The 14-year-old girl, according to the officials, studies in Class 9 at a local government-run school. Her parents decided to get her married to a 30-year-old man.
As they wanted to conduct the ceremony without alerting the authorities, they took the girl to Nandanayak thanda in Geesukonda from Garlgaddathanda of Rajupet in Narsampet mandal.
The Childline officials alerted the local police, Integrated Child Development Services (ICDS), Child Protection Unit and stopped the wedding.
According to G Nirmala Marry, a representative from the Warangal Rural district Childline, the wedding was stopped at the last moment. She said that the parents and family members kept lying to the officials that it was just an engagement ceremony.
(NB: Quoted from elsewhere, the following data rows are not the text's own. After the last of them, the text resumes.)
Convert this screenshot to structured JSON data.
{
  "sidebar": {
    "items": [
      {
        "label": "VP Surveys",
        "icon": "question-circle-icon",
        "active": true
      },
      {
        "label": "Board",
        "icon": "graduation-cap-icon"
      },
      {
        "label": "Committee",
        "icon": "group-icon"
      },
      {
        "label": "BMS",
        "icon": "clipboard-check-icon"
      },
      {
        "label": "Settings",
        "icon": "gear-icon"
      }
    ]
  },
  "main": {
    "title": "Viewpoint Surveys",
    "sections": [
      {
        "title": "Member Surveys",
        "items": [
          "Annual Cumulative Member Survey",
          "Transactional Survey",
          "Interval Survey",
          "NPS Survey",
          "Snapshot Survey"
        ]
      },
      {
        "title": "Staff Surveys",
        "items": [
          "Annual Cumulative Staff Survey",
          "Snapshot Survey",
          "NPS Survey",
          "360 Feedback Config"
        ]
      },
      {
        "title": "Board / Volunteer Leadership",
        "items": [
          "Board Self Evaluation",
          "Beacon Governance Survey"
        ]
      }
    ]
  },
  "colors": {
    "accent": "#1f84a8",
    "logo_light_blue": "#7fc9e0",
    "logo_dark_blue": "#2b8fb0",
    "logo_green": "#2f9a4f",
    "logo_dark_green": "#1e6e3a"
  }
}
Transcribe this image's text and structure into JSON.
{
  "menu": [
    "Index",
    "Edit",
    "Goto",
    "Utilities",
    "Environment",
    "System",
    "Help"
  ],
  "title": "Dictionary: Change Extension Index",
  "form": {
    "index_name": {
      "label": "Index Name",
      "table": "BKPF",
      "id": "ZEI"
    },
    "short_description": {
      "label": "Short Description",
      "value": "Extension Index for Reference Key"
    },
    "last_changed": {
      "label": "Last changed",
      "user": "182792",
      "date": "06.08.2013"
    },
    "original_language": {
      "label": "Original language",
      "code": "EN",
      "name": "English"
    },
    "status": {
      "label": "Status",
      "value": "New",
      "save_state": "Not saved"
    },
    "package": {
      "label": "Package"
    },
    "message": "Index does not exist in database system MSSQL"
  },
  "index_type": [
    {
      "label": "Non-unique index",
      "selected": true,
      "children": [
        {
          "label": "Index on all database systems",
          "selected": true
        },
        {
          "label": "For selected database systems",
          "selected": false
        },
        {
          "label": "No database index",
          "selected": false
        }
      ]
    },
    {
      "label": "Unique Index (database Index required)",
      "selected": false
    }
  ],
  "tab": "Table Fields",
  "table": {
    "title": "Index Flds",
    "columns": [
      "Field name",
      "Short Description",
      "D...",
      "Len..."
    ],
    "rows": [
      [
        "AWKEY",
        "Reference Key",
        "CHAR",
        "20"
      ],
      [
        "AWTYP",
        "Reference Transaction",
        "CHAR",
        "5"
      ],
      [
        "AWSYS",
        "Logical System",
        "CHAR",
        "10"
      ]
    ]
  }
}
The girl was later produced before the Child Welfare Committee (CWC), and the CWC instructed the authorities to keep monitoring the girl in view of the incident, and to prevent any further attempts by the family to force her into marriage.
Nirmala Marry further added, “The girl has now been sent home with her parents, but we have instructed the local ICDS officials and the Anganwadi staff, besides elected representatives, to look after her safety.”
Geesukonda Station House Officer (SHO) Venkateshwarlu also confirmed to TNM that the wedding attempt was foiled and due counselling was given against child marriages to the community elders.
As per the official data released by the state Women and Child Development Department, from April 2020 to March 2021, as many as 1,355 child marriages were foiled. Of these, 72 child marriages were stopped in Warangal rural, 25 in Warangal urban, 22 in neighbouring Janagaon and 26 in Jayashankar Bhupalpally.
While child marriages are illegal as per the Prohibition of Child Marriage Act, 2006, the scores of child marriage attempts in the state have raised concerns. According to Childline and Women & Child Development Department officials, child marriages have risen during the COVID-19 pandemic. Child rights activists say that the number of child marriages which go unreported and unstopped are high in remote/interior rural areas.